UK: Drug baron smuggled £5million worth of cocaine hidden in watermelons
Kevin Hanley, 52, who was considered the 'top, top man' in the drugs world, was also the brains behind plots to deal kilos of cannabis and amphetamines and launder millions of pounds in cash, a court heard.
The Old Bailey was told that Hanley, of Fulham, south west London, had been the key lieutenant of 'Mr Big' Brian Brendan Wright, an Irish gangster known as the Milkman because he always delivered.
After Wright was brought down by a massive police operation, and sentenced to 30 years in jail in 2007, Hanley set up an international trafficking ring.
He used a wholesale food business in London's Covent Garden market as a front for the transportation of Venezuelan cocaine by lorry from southern Europe to Britain, hiding £5million of cocaine inside watermelons and pomegranates.
Hanley's new venture was finally broken up in 2012 after a surveillance operation led to the arrest of his gang and the seizure of £2.5m of cocaine and £2m in cash.
His safe house in Chelsea was raided by police, but Hanley escaped and went on the run with his Greek television presenter lover, Chrysi Minadaki.
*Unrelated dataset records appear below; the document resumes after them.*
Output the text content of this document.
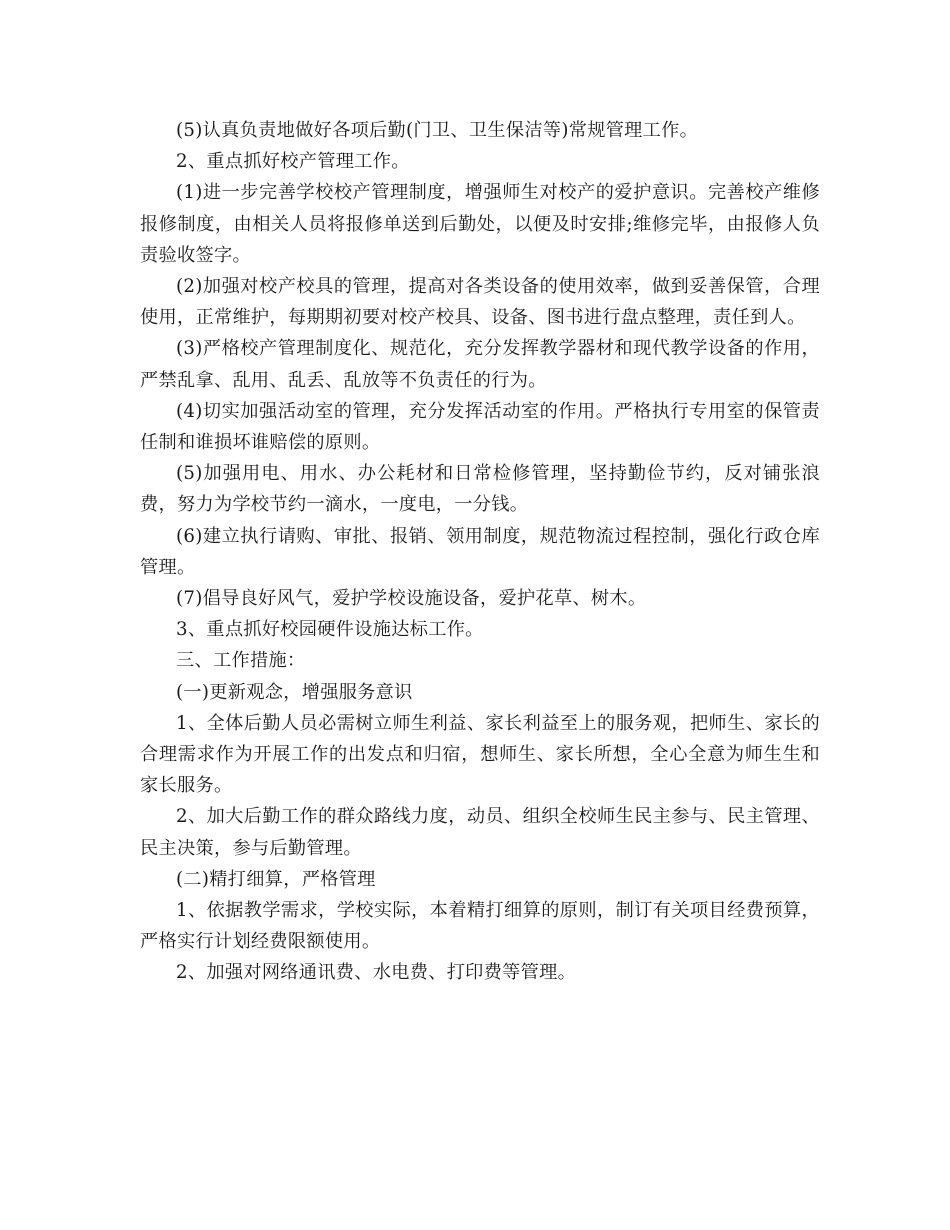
(5)认真负责地做好各项后勤(门卫、卫生保洁等)常规管理工作。

2、重点抓好校产管理工作。

(1)进一步完善学校校产管理制度，增强师生对校产的爱护意识。完善校产维修报修制度，由相关人员将报修单送到后勤处，以便及时安排;维修完毕，由报修人负责验收签字。

(2)加强对校产校具的管理，提高对各类设备的使用效率，做到妥善保管，合理使用，正常维护，每期期初要对校产校具、设备、图书进行盘点整理，责任到人。

(3)严格校产管理制度化、规范化，充分发挥教学器材和现代教学设备的作用，严禁乱拿、乱用、乱丢、乱放等不负责任的行为。

(4)切实加强活动室的管理，充分发挥活动室的作用。严格执行专用室的保管责任制和谁损坏谁赔偿的原则。

(5)加强用电、用水、办公耗材和日常检修管理，坚持勤俭节约，反对铺张浪费，努力为学校节约一滴水，一度电，一分钱。

(6)建立执行请购、审批、报销、领用制度，规范物流过程控制，强化行政仓库管理。

(7)倡导良好风气，爱护学校设施设备，爱护花草、树木。

3、重点抓好校园硬件设施达标工作。

三、工作措施：

(一)更新观念，增强服务意识

1、全体后勤人员必需树立师生利益、家长利益至上的服务观，把师生、家长的合理需求作为开展工作的出发点和归宿，想师生、家长所想，全心全意为师生生和家长服务。

2、加大后勤工作的群众路线力度，动员、组织全校师生民主参与、民主管理、民主决策，参与后勤管理。

(二)精打细算，严格管理

1、依据教学需求，学校实际，本着精打细算的原则，制订有关项目经费预算，严格实行计划经费限额使用。

2、加强对网络通讯费、水电费、打印费等管理。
But Hanley was caught in a sting eight months later when, in Greece last July he was lured to an Irish pub in Athens to watch the British and Irish Lions in their rugby triumph over Australia on television.
Following his extradition back to Britain, Hanley pleaded guilty to the drug smuggling conspiracy and yesterday was sentenced to 17 years and four months in jail.
Minadaki, 45, and grocer John Fowler, 58, who acted as his right-hand man, were jailed for 17 years and 16 years respectively.
All three were convicted of plotting to supply heroin, amphetamines and cannabis, as well as money laundering.